Less than 10 days later, the Federal Reserve announced it was indeed tapering back the purchase of mortgage-backed securities and longer-term treasury securities to $75 billion per month starting in January, down $10 billion from the amount it had been spending.
The Fed said there would be further “measured steps” and future meetings. Fed policy makers had been watching the U.S. employment market and found significant improvement, reducing the need for stimulus. However, it said it would keep its short term interest rate near zero for a significant period.
Fisher said bankers and investors are flush with liquidity, and it is time to turn off the government tap.
“Money is cheap, liquidity is abundant,” he said.
“Indeed, it is coursing over the gunnels of the ship of the economy, placing us at risk of becoming submerged in financial shenanigans.”
Fisher will be a voting member of the committee next year, and he intends to continue pushing for the end of the stimulus program.
He advises farmers to take advantage of the cheap and abundant supply of money in the system.
“This will not last forever, and one would be foolish not to exploit it now.”

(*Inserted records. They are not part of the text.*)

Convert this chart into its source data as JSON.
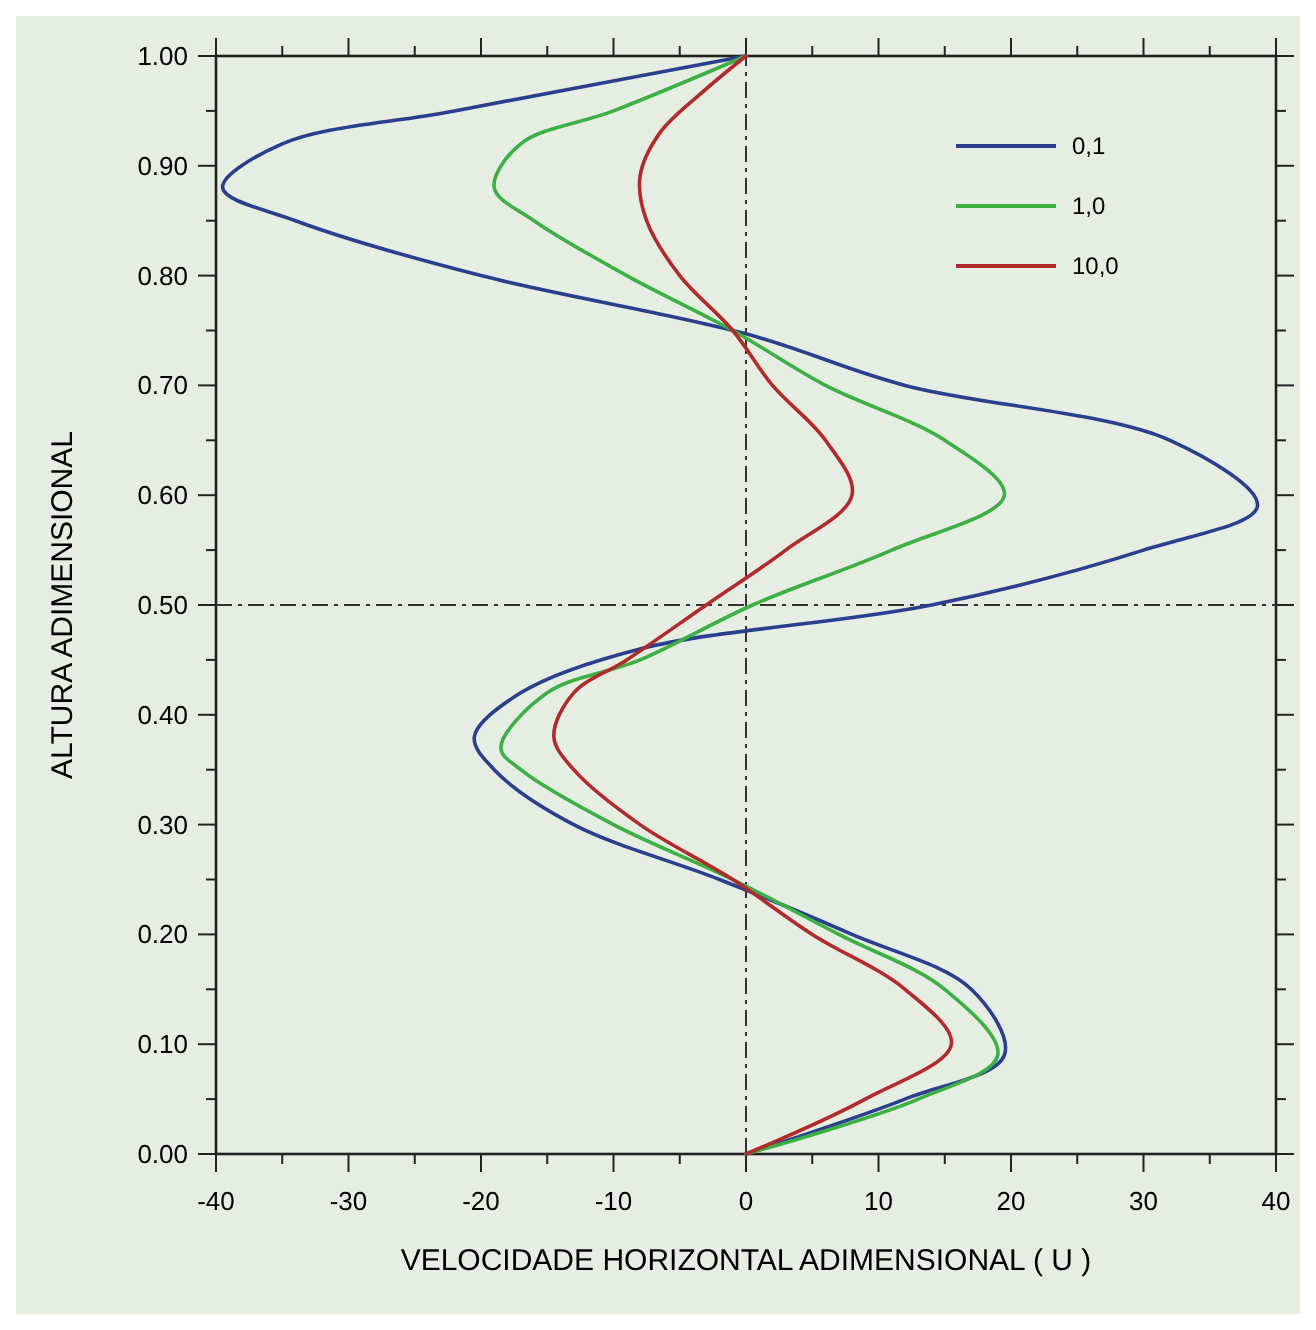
{
  "chart_data": {
    "type": "line",
    "xlabel": "VELOCIDADE HORIZONTAL ADIMENSIONAL  ( U )",
    "ylabel": "ALTURA ADIMENSIONAL",
    "xlim": [
      -40,
      40
    ],
    "ylim": [
      0,
      1
    ],
    "xticks": [
      -40,
      {
        "value": -35,
        "label": null
      },
      -30,
      {
        "value": -25,
        "label": null
      },
      -20,
      {
        "value": -15,
        "label": null
      },
      -10,
      {
        "value": -5,
        "label": null
      },
      0,
      {
        "value": 5,
        "label": null
      },
      10,
      {
        "value": 15,
        "label": null
      },
      20,
      {
        "value": 25,
        "label": null
      },
      30,
      {
        "value": 35,
        "label": null
      },
      40
    ],
    "yticks": [
      {
        "value": 0,
        "label": "0.00"
      },
      {
        "value": 0.05,
        "label": null
      },
      {
        "value": 0.1,
        "label": "0.10"
      },
      {
        "value": 0.15,
        "label": null
      },
      {
        "value": 0.2,
        "label": "0.20"
      },
      {
        "value": 0.25,
        "label": null
      },
      {
        "value": 0.3,
        "label": "0.30"
      },
      {
        "value": 0.35,
        "label": null
      },
      {
        "value": 0.4,
        "label": "0.40"
      },
      {
        "value": 0.45,
        "label": null
      },
      {
        "value": 0.5,
        "label": "0.50"
      },
      {
        "value": 0.55,
        "label": null
      },
      {
        "value": 0.6,
        "label": "0.60"
      },
      {
        "value": 0.65,
        "label": null
      },
      {
        "value": 0.7,
        "label": "0.70"
      },
      {
        "value": 0.75,
        "label": null
      },
      {
        "value": 0.8,
        "label": "0.80"
      },
      {
        "value": 0.85,
        "label": null
      },
      {
        "value": 0.9,
        "label": "0.90"
      },
      {
        "value": 0.95,
        "label": null
      },
      {
        "value": 1,
        "label": "1.00"
      }
    ],
    "grid": false,
    "legend": "top right",
    "marker": "none",
    "line_style": "solid",
    "ref_lines": [
      {
        "axis": "x",
        "value": 0,
        "line_style": "dashed"
      },
      {
        "axis": "y",
        "value": 0.5,
        "line_style": "dashed"
      }
    ],
    "series": [
      {
        "name": "0,1",
        "color": "#2b3f8f",
        "x": [
          0,
          12,
          19.5,
          17,
          8,
          -2,
          -13,
          -19,
          -20.5,
          -17,
          -8,
          14,
          30,
          38.6,
          32,
          12,
          0,
          -20,
          -34,
          -39.5,
          -35,
          -22,
          0
        ],
        "values": [
          0,
          0.05,
          0.09,
          0.15,
          0.2,
          0.25,
          0.3,
          0.35,
          0.38,
          0.42,
          0.46,
          0.5,
          0.55,
          0.59,
          0.65,
          0.7,
          0.747,
          0.8,
          0.85,
          0.88,
          0.92,
          0.95,
          1
        ]
      },
      {
        "name": "1,0",
        "color": "#3cb043",
        "x": [
          0,
          13,
          19,
          15,
          7,
          -1,
          -10,
          -17,
          -18.5,
          -15,
          -8,
          0.5,
          11,
          19.5,
          15,
          6,
          -1,
          -9,
          -16,
          -19,
          -17,
          -10,
          0
        ],
        "values": [
          0,
          0.05,
          0.09,
          0.15,
          0.2,
          0.25,
          0.3,
          0.35,
          0.37,
          0.42,
          0.45,
          0.5,
          0.55,
          0.6,
          0.65,
          0.7,
          0.75,
          0.8,
          0.85,
          0.88,
          0.92,
          0.95,
          1
        ]
      },
      {
        "name": "10,0",
        "color": "#b22a2a",
        "x": [
          0,
          9,
          15.5,
          12,
          5,
          -1,
          -8,
          -13,
          -14.5,
          -13,
          -9,
          -3,
          3,
          8,
          6,
          2,
          -1,
          -5,
          -7.5,
          -8,
          -6.5,
          -3,
          0
        ],
        "values": [
          0,
          0.05,
          0.1,
          0.15,
          0.2,
          0.25,
          0.3,
          0.35,
          0.38,
          0.42,
          0.45,
          0.5,
          0.55,
          0.6,
          0.65,
          0.7,
          0.75,
          0.8,
          0.85,
          0.89,
          0.93,
          0.97,
          1
        ]
      }
    ]
  }
}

Urban Lehner, editor emeritus of DTN, said it won’t be long before the tapering of the quantitative easing program leads to a rise in interest rates and a higher cost of borrowing.
“To the extent that you can keep yourself in easy money for as long as possible, do it because it’s not going to last,” he said.
Rising interest rates will have all sorts of ramifications for farmers beyond increasing the cost of borrowing. It could lead to an investor exodus out of commodities and into stocks and bonds.
“Investors are so important now in commodity markets,” Lehner said.
“They’re a huge factor in U.S. commercial markets, and they’re sloshing money around between asset classes.”
Further downward pressure would be put on grain prices if investors pulled out of commodities.
Rising interest rates would also have a damping effect on land values because it increases the cost of borrowing to buy land.
In this country, the Bank of Canada has noted that after coming through the recession in better shape than the U.S., Canada’s economy has stalled.